Assistant Professor, Department of Human Physiology
Ph.D. University of Alberta
B.Sc. University of British Columbia
Overview: Research in the Huxtable laboratory focuses on the neural control of breathing (the central brainstem and spinal cord networks), with a specific focus on how inflammation (throughout the body and/or brain) undermines breathing. Breathing is a “simple”, rhythmic motor behaviour essential to maintaining life and homeostasis of blood gases (oxygen and carbon dioxide). The respiratory system begins generating episodic breathing rhythms in the womb and more regular rhythms abruptly at birth to begin exchange of blood gases, where it remains active until death. Despite the necessary robustness of the system, it is not a hardwired, immutable system even in adulthood. The respiratory system must be plastic (learn from previous experiences) and adapt to changes in state (sleep, wake), activity, aging, and disease or injury. The goal of Huxtable laboratory is to understand how the unstable respiratory network of premature or newborn infants are affected by inflammation, which commonly occurs with illness, infection, injury, and during the normal birthing process. Additionally, Dr. Huxtable’s research has shown a vulnerability of respiratory plasticity (a long-term change in respiratory motor output) in adults to inflammation. The current focus of the lab now is on whether inflammation during the perinatal period alters long-term respiratory network function and motor plasticity into adulthood. Research in the Huxtable laboratory combines concepts from neuroscience, respiratory physiology, and the immune system to answer basic science questions.
Dr. Huxtable currently has undergraduate, graduate and postdoctoral positions open in her laboratory and is happy to discuss research opportunities with interested trainees.
Impact of inflammation on developing respiratory control networks: rhythm generation, chemoreception and plasticity.

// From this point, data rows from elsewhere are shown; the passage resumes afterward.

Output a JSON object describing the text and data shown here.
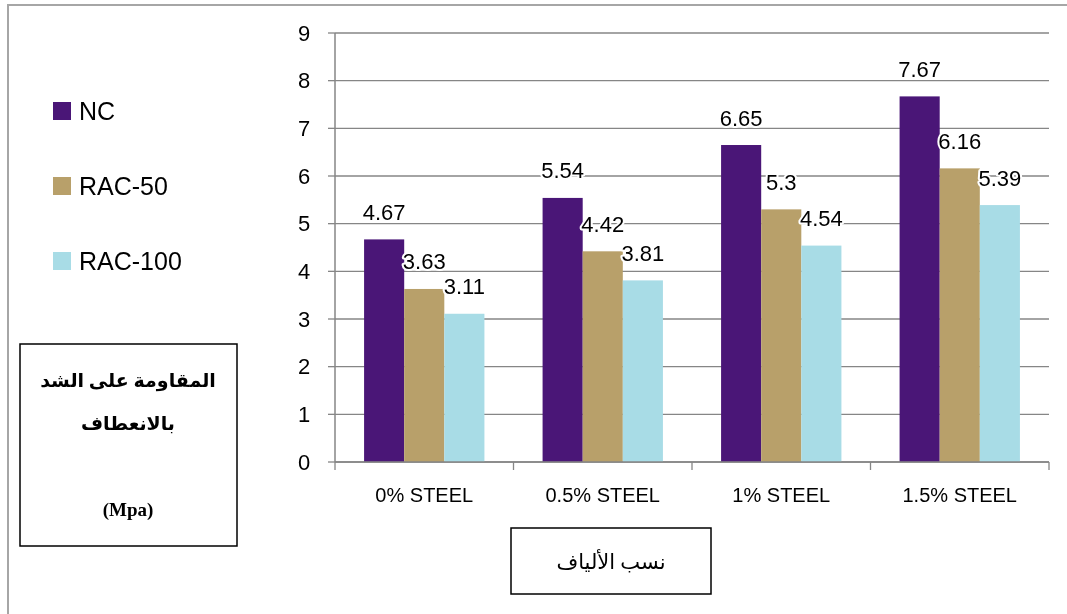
{
  "chart_data": {
    "type": "bar",
    "categories": [
      "0% STEEL",
      "0.5% STEEL",
      "1% STEEL",
      "1.5% STEEL"
    ],
    "series": [
      {
        "name": "NC",
        "color": "#4a1677",
        "values": [
          4.67,
          5.54,
          6.65,
          7.67
        ]
      },
      {
        "name": "RAC-50",
        "color": "#b8a06a",
        "values": [
          3.63,
          4.42,
          5.3,
          6.16
        ]
      },
      {
        "name": "RAC-100",
        "color": "#a8dce6",
        "values": [
          3.11,
          3.81,
          4.54,
          5.39
        ]
      }
    ],
    "ylim": [
      0,
      9
    ],
    "yticks": [
      0,
      1,
      2,
      3,
      4,
      5,
      6,
      7,
      8,
      9
    ],
    "xlabel": "نسب الألياف",
    "ylabel": "المقاومة على الشد\nبالانعطاف\n\n(Mpa)",
    "grid": "y",
    "legend": "left",
    "data_labels": true
  }
}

Respir Physiol Neurobiol. 2019 Dec 30;:103357
Authors: Beyeler SA, Hodges MR, Huxtable AG
The respiratory control network in the central nervous system undergoes critical developmental events early in life to ensure adequate breathing at birth. There are at least three "critical windows" in development of respiratory control networks: 1) in utero, 2) newborn (postnatal day 0-4 in rodents), and 3) neonatal (P10-13 in rodents, 2-4 months in humans). During these critical windows, developmental processes required for normal maturation of the respiratory control network occur, thereby increasing vulnerability of the network to insults, such as inflammation. Early life inflammation (induced by LPS, chronic intermittent hypoxia, sustained hypoxia, or neonatal maternal separation) acutely impairs respiratory rhythm generation, chemoreception and increases neonatal risk of mortality. These early life impairments are also greater in young males, suggesting sex-specific impairments in respiratory control. Further, neonatal inflammation has a lasting impact on respiratory control by impairing adult respiratory plasticity. This review focuses on how inflammation alters respiratory rhythm generation, chemoreception and plasticity during each of the three critical windows. We also highlight the need for additional mechanistic studies and increased investigation into how glia (such as microglia and astrocytes) play a role in impaired respiratory control after inflammation. Understanding how inflammation during critical windows of development disrupt respiratory control networks is essential for developing better treatments for vulnerable neonates and preventing adult ventilatory control disorders.